La Salicornia es una planta nativa de la Patagonia chileno-argentina, carnosa y de color verde que pertenece al género de las halófitas, es decir, que crece en terrenos salinos. De acuerdo con análisis realizados por el Inia, la Salicornia magallánica presenta gran cantidad de nutrientes relevantes, tiene un contenido proteico cercano al 14-16% en base seca. De igual manera, tiene un alto contenido de minerales esenciales como calcio, magnesio, potasio y sodio, lo que la transforma en un alimento con un valor nutricional notable.
Posee, además, alto contenido de compuestos fenólicos, es decir, propiedades antioxidantes y potenciales efectos antiinflamatorios, situándola sobre otras especies del mismo género y por encima de numerosos vegetales de consumo habitual.

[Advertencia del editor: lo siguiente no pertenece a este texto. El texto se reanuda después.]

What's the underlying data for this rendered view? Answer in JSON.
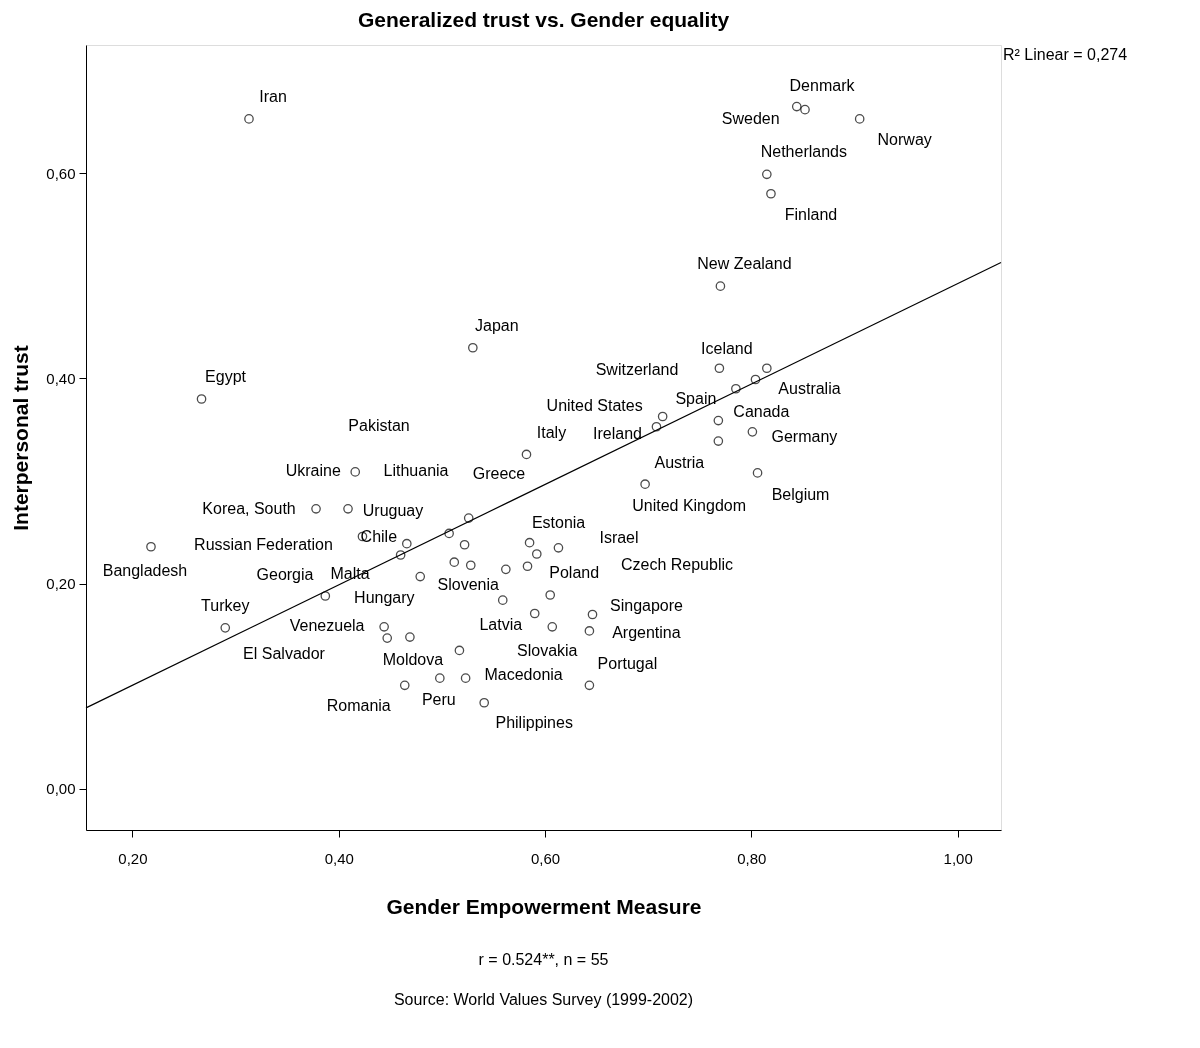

“Es superior a la acelga en capacidad antioxidante, omega 3 y omega 6, que es algo que no poseen todas las verduras. Normalmente, los omegas los asociamos a la palta, que es importante consumirla porque nosotros naturalmente no la generamos, entonces en ese sentido es bueno, por ejemplo, para las personas que no comen carne”, explica Bahamóndez.
La Salicornia
como alimento
“No hay mucha cultura gastronómica respecto a la salicornia como en Argentina, que sí está estudiada, y se suele consumir en restaurantes gourmet”, así explicó Bahamóndez las diferencias que existen en cómo se percibe esta planta en comparación al país vecino. La Salicornia, en honor a su nombre, tiene un potente sabor salado que le permite tener varias formas gastronómicas, desde molerla para crear “sal de salicornia”, hasta usarla como un topping en ceviches, pastas, tortillas, etc. También se puede usar en ensaladas.
Los estudios realizados por Inia también demuestran que los procesos de deshidratación por aire forzado y liofilización (congelamiento) preservan eficazmente las propiedades nutricionales y funcionales de la especie, permitiendo su transformación en harinas funcionales, sales y otros subproductos, sin pérdidas significativas de sus atributos bioactivos. Esta característica es clave para la agregación de valor en origen y la diversificación productiva local.